Domenica 27 Marzo : San Giovanni Cassiano
Il prodigo del Vangelo non osa più aspirare a ciò, dopo che ha perso, insieme ai beni del padre, anche il suo nome di figlio. Vedete, invidiava le carrube che mangiano i porci, cioè il cibo sordido del vizio, e gli veniva rifiutata la possibilità di saziarsene. Così è rientrato in se stesso. Toccato da un timore salutare, inorridì di fronte alla sporcizia dei maiali, temeva i crudeli tormenti della fame. Questi sentimenti lo rendono una specie di schiavo. Ma pensando al salario con cui vengono pagati i salariati, egli brama la loro condizione e dice: “Quanti salariati in casa di mio padre hanno pane in abbondanza e io qui muoio di fame! Tornerò da mio padre e gli dirò: “Padre, ho peccato contro il cielo e davanti a te; non sono più degno di essere chiamato tuo figlio; trattami come uno dei tuoi garzoni”. (Lc 15,17-19) Ma il padre gli andò incontro. Questa parola di umile pentimento, che detta la tenerezza, egli l’accoglie con una tenerezza ancora più grande. No, non vuole dare a suo figlio dei beni di minor valore; ma, prendendolo subito attraverso i due gradi inferiori, lo restituisce alla dignità di figlio.
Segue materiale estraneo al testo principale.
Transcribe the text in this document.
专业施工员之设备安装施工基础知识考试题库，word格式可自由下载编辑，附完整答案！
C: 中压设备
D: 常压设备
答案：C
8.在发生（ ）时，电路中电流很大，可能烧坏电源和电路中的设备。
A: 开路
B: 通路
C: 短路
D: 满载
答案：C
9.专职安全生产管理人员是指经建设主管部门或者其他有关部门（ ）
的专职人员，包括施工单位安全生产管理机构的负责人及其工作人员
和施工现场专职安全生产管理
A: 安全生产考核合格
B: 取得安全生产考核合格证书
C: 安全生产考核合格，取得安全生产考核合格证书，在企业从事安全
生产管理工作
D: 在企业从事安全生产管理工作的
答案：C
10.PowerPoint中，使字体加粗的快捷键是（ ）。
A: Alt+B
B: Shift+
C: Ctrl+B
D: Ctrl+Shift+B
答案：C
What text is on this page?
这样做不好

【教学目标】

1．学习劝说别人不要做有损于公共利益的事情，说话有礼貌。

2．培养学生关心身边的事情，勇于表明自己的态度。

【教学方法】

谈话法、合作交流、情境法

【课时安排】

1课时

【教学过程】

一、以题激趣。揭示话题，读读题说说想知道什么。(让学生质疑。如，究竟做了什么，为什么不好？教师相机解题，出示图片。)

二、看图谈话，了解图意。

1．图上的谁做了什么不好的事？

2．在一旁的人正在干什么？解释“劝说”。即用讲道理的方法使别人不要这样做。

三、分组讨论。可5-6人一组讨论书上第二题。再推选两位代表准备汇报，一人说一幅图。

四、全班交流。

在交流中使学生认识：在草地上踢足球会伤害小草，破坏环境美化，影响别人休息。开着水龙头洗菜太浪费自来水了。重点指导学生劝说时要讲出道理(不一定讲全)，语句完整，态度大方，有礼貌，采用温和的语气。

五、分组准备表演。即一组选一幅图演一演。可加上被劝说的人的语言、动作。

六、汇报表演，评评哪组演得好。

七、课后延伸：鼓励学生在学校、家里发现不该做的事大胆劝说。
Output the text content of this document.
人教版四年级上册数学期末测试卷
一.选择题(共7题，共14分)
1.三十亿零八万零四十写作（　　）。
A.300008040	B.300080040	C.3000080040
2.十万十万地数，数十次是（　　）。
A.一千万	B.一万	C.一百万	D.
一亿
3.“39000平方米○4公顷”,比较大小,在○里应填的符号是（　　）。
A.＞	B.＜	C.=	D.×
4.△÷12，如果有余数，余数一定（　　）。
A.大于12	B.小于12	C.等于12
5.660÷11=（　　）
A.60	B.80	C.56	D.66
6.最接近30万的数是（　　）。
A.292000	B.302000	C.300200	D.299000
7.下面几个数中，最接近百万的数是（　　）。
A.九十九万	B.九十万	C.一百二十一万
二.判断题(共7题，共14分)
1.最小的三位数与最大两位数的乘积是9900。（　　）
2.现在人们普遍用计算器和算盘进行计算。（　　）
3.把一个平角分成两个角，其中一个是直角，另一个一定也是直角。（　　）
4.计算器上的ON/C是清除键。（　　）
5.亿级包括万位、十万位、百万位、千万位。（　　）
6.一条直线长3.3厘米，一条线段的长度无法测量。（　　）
E anche noi affrettiamoci a salire, per la grazia della carità indissolubile, a quel terzo grado dei figli, che considerano come proprio tutto ciò che appartiene al padre; meritiamo di ricevere in noi stessi l’immagine e la somiglianza del nostro Padre celeste. Allora, a imitazione del vero Figlio, potremo proclamare: “Tutto quello che il Padre possiede è mio”. (Gv 16,15).